Dans les systèmes multiphasiques, comme c’est le cas de la pâte cimentaire, les réactions de dissolution et de précipitation peuvent être simultanées pour différentes espèces. Etant donné que le système tend systématiquement vers l’équilibre, il est donc possible de prédire son évolution à partir de sa composition initiale. Deux approches sont utilisées pour le calcul d’équilibre : l’approche de la loi d’action de masse (LMA) qui est une approche stœchiométrique et l’approche de minimisation d'énergie de Gibbs (GEM) (approche non stœchiométrique). La première se base sur la résolution des équations d’action de masse, c'est- à-dire les équations qui tiennent compte de l’état d’équilibre des réactions. La deuxième approche consiste à minimiser la fonction d'énergie de Gibbs du système, ce qui n'exige aucune relation stœchiométrique entre les espèces sous forme de réactions. Comme on l’a vu précédemment, les deux formulations mathématiques sont fondamentalement équivalentes, même si les algorithmes pour les résoudre sont très différents et chacune a ses propres avantages et inconvénients. De plus, l’équilibre reste supposé dans les deux cas, chose qui assure la non-violation des règles de phases.

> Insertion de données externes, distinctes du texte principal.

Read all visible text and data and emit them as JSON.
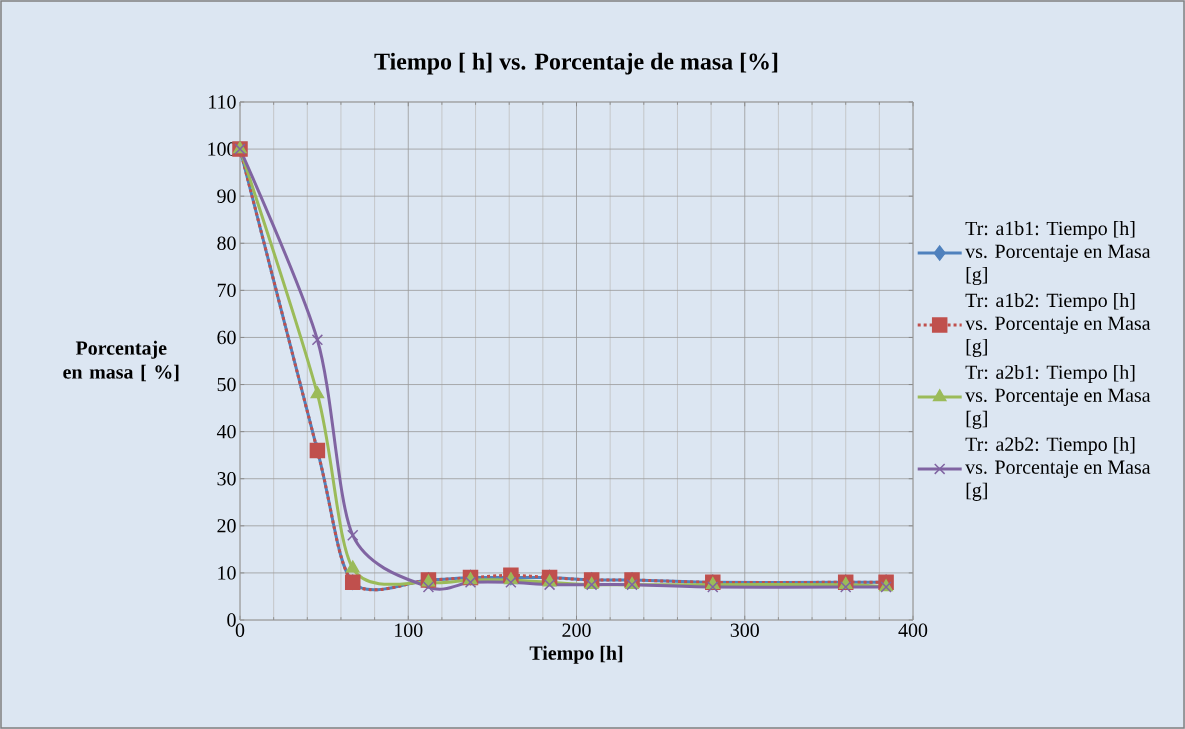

L’approche LMA reste la plus utilisée pour les équilibres en milieux aqueux, elle est incorporée dans la majorité des solveurs géochimiques et les codes de transport réactifs [1]. Ceci est dû à plusieurs raisons qui incluent des facteurs historiques, la commodité, la simplicité et la disponibilité des données thermodynamiques (constantes d'équilibre des réactions K).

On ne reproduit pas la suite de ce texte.